Warum das wahrscheinlich ist? Weil die FPÖ – Stand jetzt – mit sehr großer Wahrscheinlichkeit als stimmenstärkste Partei aus der Nationalratswahl im Herbst hervorgehen wird. Und weil sie ihren Parteiobmann Herbert Kickl, dem sie das zu verdanken hat, nicht in die Wüste schicken wird.

Alle anderen Parteien haben – mit unterschiedlicher Akzentuierung – eine Koalition mit der FPÖ unter Kickl ausgeschlossen. Sonst wird sich nichts anderes ausgehen. Eine Mehrheit links der Mitte, aus der eine Koalition aus SPÖ, Grünen und Neos hervorgehen könnte, zeichnet sich nicht ab. Eine Koalition aus SPÖ und ÖVP, vielleicht noch mithilfe von Grünen oder Neos, erscheint aus jetziger Sicht unmöglich, zumindest wenn man den Ankündigungen und Bedingungen der Parteichefs glauben will. SPÖ-Chef Andreas Babler nennt neue Vermögenssteuern als ultimative Bedingung für eine Koalition. Genau das schließt ÖVP-Chef und Noch-Kanzler Karl Nehammer aus. Man muss beiden nicht glauben, und man kann sich auch ausmalen, dass sie nach der Wahl möglicherweise nicht mehr Parteichefs sind, wenn sie ihre Wahlziele grob verfehlen sollten und andere dann andere Bedingungen – oder gar keine mehr – stellen.

Bundesparteiobmann Herbert Kickl (FPÖ)
Kanzler Kickl? Die FPÖ könnte bei der Nationalratswahl jedenfalls stärkste Partei werden.
APA/EVA MANHART

Stand jetzt aber schaut es nach einer freiheitlichen Minderheitsregierung mit Kanzler Kickl aus. Oder Staatskrise. Oder beides gleichzeitig.

Warum das doch nicht wahrscheinlich ist? Weil Bundespräsident Alexander Van der Bellen einen Bundeskanzler Kickl nicht akzeptieren würde – nicht mit einer Minderheitsregierung und sonst vielleicht auch nicht. Auch wenn die Wahl so ausgeht, wie die Umfragen das jetzt nahelegen. Und weil vielleicht nicht alle Ansagen und Bedingungen nach der Wahl halten werden – was deren Sinnhaftigkeit infrage stellt.
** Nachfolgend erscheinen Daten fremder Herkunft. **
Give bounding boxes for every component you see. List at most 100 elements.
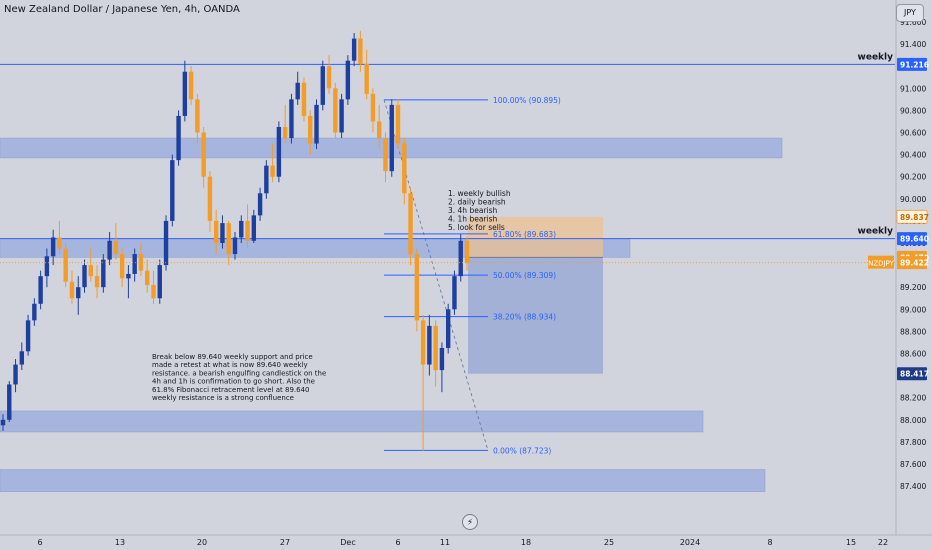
candle-body: [464, 240, 470, 263]
candlestick: [25, 314, 31, 356]
checklist-annotation-line: 5. look for sells: [448, 223, 505, 232]
candle-body: [63, 248, 68, 282]
candle-body: [13, 364, 18, 385]
candlestick: [38, 270, 43, 310]
candle-body: [452, 276, 457, 310]
candle-body: [377, 121, 382, 139]
price-tick-label: 88.800: [900, 327, 926, 336]
chart-title: New Zealand Dollar / Japanese Yen, 4h, O…: [4, 4, 240, 15]
candlestick: [364, 49, 369, 100]
price-tick-label: 89.200: [900, 283, 926, 292]
candlestick: [188, 66, 194, 105]
price-tick-label: 90.800: [900, 106, 926, 115]
candlestick: [464, 236, 470, 271]
candle-body: [289, 99, 294, 139]
candle-body: [132, 254, 137, 274]
price-tick-label: 91.000: [900, 84, 926, 93]
candle-body: [282, 126, 288, 139]
candle-body: [182, 71, 188, 116]
candlestick: [377, 104, 382, 150]
checklist-annotation-line: 2. daily bearish: [448, 198, 506, 207]
candlestick: [151, 270, 156, 304]
candlestick: [251, 209, 257, 243]
candle-body: [151, 284, 156, 299]
candlestick: [88, 248, 93, 282]
candlestick: [176, 110, 181, 166]
candlestick: [13, 359, 18, 393]
candlestick: [402, 138, 407, 205]
price-tick-label: 90.400: [900, 151, 926, 160]
candle-body: [207, 176, 213, 221]
candle-body: [38, 276, 43, 304]
candlestick: [414, 248, 420, 332]
candlestick: [50, 229, 56, 266]
price-label: 89.837: [900, 213, 929, 222]
time-tick-label: 6: [395, 538, 400, 547]
candlestick: [257, 187, 263, 221]
candlestick: [119, 248, 125, 288]
candlestick: [44, 248, 50, 288]
weekly-level-label: weekly: [858, 227, 894, 237]
candle-body: [44, 256, 50, 277]
candlestick: [107, 231, 112, 266]
currency-button[interactable]: JPY: [896, 4, 924, 22]
fib-level-label: 38.20% (88.934): [493, 313, 556, 322]
candle-body: [339, 99, 344, 133]
candlestick: [314, 99, 319, 150]
candle-body: [320, 66, 325, 105]
candlestick: [220, 215, 225, 249]
candlestick: [101, 254, 106, 293]
candlestick: [0, 414, 6, 431]
candlestick: [239, 215, 244, 243]
checklist-annotation-line: 1. weekly bullish: [448, 189, 511, 198]
candle-body: [402, 143, 407, 194]
candle-body: [201, 132, 206, 177]
fib-level-label: 0.00% (87.723): [493, 446, 551, 455]
time-tick-label: 27: [280, 538, 290, 547]
candlestick: [113, 223, 119, 260]
fib-trend-line: [383, 99, 489, 451]
candlestick: [145, 259, 150, 293]
candlestick: [433, 320, 438, 387]
price-tick-label: 87.600: [900, 460, 926, 469]
price-label: 88.417: [900, 370, 929, 379]
price-tick-label: 90.600: [900, 129, 926, 138]
candlestick: [351, 33, 357, 67]
candlestick: [320, 60, 325, 111]
analysis-annotation-line: weekly resistance is a strong confluence: [152, 394, 294, 402]
candlestick: [138, 243, 144, 277]
take-profit-zone: [468, 257, 603, 374]
price-label: 89.640: [900, 235, 929, 244]
price-label-bg: [897, 256, 927, 270]
candlestick: [94, 265, 100, 299]
candlestick: [76, 276, 81, 315]
price-tick-label: 88.600: [900, 350, 926, 359]
time-tick-label: 13: [115, 538, 125, 547]
candle-body: [383, 138, 388, 172]
candle-body: [358, 38, 363, 64]
lightning-bolt-icon[interactable]: ⚡: [462, 514, 478, 530]
time-tick-label: 6: [37, 538, 42, 547]
candlestick: [226, 220, 231, 266]
time-tick-label: 15: [846, 538, 856, 547]
symbol-tag-bg: [868, 255, 894, 269]
candle-body: [239, 220, 244, 238]
candle-body: [76, 287, 81, 299]
candlestick: [420, 314, 426, 451]
price-label: 91.216: [900, 60, 929, 69]
stop-loss-zone: [468, 216, 603, 258]
price-label-bg: [897, 232, 927, 246]
candle-body: [351, 38, 357, 61]
fib-level-label: 50.00% (89.309): [493, 271, 556, 280]
candle-body: [176, 115, 181, 161]
price-label-bg: [897, 367, 927, 381]
analysis-annotation-line: 4h and 1h is confirmation to go short. A…: [152, 378, 315, 386]
candle-body: [163, 220, 169, 266]
candle-body: [308, 115, 313, 144]
candle-body: [295, 82, 300, 100]
candle-body: [82, 265, 87, 288]
candlestick: [195, 93, 200, 144]
candlestick: [452, 270, 457, 315]
candle-body: [220, 223, 225, 243]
Damit untergraben Politikerinnen und Politiker nur ihre Glaubwürdigkeit und die des Parteiensystems als Ganzes.

Koalitionsspekulationen

An dieser Stelle wurde unlängst Klarheit gefordert: SPÖ und ÖVP mögen eine Koalition mit der FPÖ (mit oder ohne Kickl) definitiv ausschließen, damit sich die Wählerinnen und Wähler auskennen. Das hat etwas für sich.

Man kann es aber auch anders sehen: Anstelle von Koalitionsspekulationen und ultimativen Bedingungen präsentieren die Parteien einen inhaltlichen Forderungskatalog mit einer deutlichen Priorisierung. Wir warten die Wahl ab, schauen uns das Ergebnis an, wissen dann, was sich ausginge und was nicht. Dann starten die Parteien Gespräche, in denen sie ihre Forderungen miteinander abgleichen und verhandeln. Und prüfen, wo sie mit wem am meisten umsetzen könnten. Und was (oder auch wer) sie am meisten schmerzen würde – und was (oder wer) sich nicht ausginge.

Dass alle alles durchbringen, wird es in einer Koalition, egal welcher, nicht spielen. Auch die Grünen haben bei ihrem Eintritt in die Koalition mit der ÖVP bei Asyl und Migration Abstriche machen müssen, um dafür im Bereich Klimaschutz, den sie als essenzieller erachteten, in die Umsetzung zu kommen.

Dass die FPÖ dabei wieder ins Spiel kommt, mag manche schmerzen. Aber ein Kanzler Kickl wird so nicht wahrscheinlicher als bei ultimativen Festlegungen, die Alternativen ausschließen. (Michael Völker, 10.1.2024)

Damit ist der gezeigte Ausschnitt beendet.